Summer is very precious. Dylan Lauren
The summer of 2020 is almost over. I doubt it was typical for anyone anywhere in the world. Wearing masks, sanitizing anything and anyone entering our space, shutdowns, job losses, and schools, what is going to happen with our schools? All of these questions, and more, wear on one’s energy.
Summer is supposed to be a less structured time for the purpose of refreshing and rest. For many, structure was blown out of the water early last spring! That lack of structure seemed like an adventure at first, but the novelty wore off as the reality of the situation settled in. Refreshing and rest? Hummmm….
Keep This Summer Special
How does one keep summer special now that it is almost over? When I find my plans and expectations have been blown to bits by life, it is time to pause and regroup.
Here are a few suggestions to salvage what is left of the summer of 2020:
- Stop , take inventory. Make two lists: One of all the things you had hoped and planned to do that did not happen and a second of the things you did that were not planned.
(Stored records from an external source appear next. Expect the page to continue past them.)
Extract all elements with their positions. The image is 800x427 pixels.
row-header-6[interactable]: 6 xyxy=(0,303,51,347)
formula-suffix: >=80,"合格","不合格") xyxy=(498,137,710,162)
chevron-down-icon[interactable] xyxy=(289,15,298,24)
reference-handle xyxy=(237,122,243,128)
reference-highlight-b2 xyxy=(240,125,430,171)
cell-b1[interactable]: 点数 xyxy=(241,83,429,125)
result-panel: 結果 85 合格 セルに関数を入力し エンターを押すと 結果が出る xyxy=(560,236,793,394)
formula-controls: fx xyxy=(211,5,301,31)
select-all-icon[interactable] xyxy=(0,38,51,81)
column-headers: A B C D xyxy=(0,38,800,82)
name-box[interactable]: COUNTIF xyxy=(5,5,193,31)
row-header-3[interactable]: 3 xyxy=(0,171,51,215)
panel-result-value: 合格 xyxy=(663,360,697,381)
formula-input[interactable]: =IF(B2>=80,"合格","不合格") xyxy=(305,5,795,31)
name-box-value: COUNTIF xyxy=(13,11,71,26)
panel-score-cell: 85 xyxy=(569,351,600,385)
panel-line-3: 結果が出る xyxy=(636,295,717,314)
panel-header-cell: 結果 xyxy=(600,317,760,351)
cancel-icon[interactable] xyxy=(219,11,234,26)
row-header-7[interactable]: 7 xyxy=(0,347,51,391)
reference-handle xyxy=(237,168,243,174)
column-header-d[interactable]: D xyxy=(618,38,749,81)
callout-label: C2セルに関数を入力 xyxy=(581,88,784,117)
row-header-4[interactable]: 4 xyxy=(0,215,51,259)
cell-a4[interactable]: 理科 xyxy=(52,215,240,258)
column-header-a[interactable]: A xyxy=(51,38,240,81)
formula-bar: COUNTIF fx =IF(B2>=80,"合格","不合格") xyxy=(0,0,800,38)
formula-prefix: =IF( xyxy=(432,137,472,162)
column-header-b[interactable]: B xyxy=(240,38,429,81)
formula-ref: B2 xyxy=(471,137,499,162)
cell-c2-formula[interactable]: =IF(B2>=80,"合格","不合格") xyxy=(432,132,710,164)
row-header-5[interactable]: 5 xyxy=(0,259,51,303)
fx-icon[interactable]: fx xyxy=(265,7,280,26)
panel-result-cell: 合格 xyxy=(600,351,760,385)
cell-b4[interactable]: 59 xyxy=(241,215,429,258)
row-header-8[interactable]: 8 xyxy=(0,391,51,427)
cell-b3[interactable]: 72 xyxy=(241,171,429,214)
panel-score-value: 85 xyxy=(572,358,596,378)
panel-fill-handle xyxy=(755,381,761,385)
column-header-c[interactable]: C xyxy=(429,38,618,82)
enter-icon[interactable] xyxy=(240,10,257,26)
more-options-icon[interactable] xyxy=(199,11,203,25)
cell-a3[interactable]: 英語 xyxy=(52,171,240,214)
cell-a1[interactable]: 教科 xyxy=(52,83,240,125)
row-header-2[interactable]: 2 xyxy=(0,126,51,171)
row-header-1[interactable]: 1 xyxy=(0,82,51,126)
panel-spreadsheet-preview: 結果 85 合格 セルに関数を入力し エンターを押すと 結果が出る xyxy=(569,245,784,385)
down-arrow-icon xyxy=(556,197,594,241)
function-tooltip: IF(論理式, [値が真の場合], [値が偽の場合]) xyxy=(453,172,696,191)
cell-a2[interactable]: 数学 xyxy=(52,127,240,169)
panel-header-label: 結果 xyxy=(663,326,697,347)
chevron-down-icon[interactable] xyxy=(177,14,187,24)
In the latter include even the smallest things, for instance:
- cooked at home and ate meals together more often
- back burner projects finished
- had movie nights at home
- saw some local sites
- saved money!
Reframe And Regroup
- Reframe. Take the list of the things you did do and see the benefits. True, it wasn’t the dream vacation you had planned and those visits to family and friends had to convert to on-line chats, but what did those “losses” make room for?
- Reframing can make for some great family stories down the line. Write them down in a notebook entitled “The Summer We Statyed Home” or “The Summer That….”. Involve the family.
- Reframing helps sort out and process all the pivoting you did when you would have rather rested.
- Now review the list of hopes and expectations. What events and opportunities are just gone? That graduation that looked much different, the wedding, birthday or other milestone that passed without the usual celebration.
- Record those as well. What did you do that was creative and redeeming? Trust me, in retrospect these will seem extra special due to the context. “Remember your 16th birthday when….?” or “How we celebrated July 4th that year?”
- From the same list, look at the plans to defer to next summer. Look at any adjustments needed and put it on your wish list. Start to dream and plan again.
- Last, look at the next few weeks. In most places school will be stating late this year. Once it does start it will no doubt look different. Is there some short trip or local place to visit? Perhaps an end of summer event you can host, social distancing, masks and all? Even an online “come and go” zoom bash?
Do you have end of summer plans?
You can keep this summer special! Enjoy your family even within the constraints we find ourselves in. It may end up the most memorable summer ever.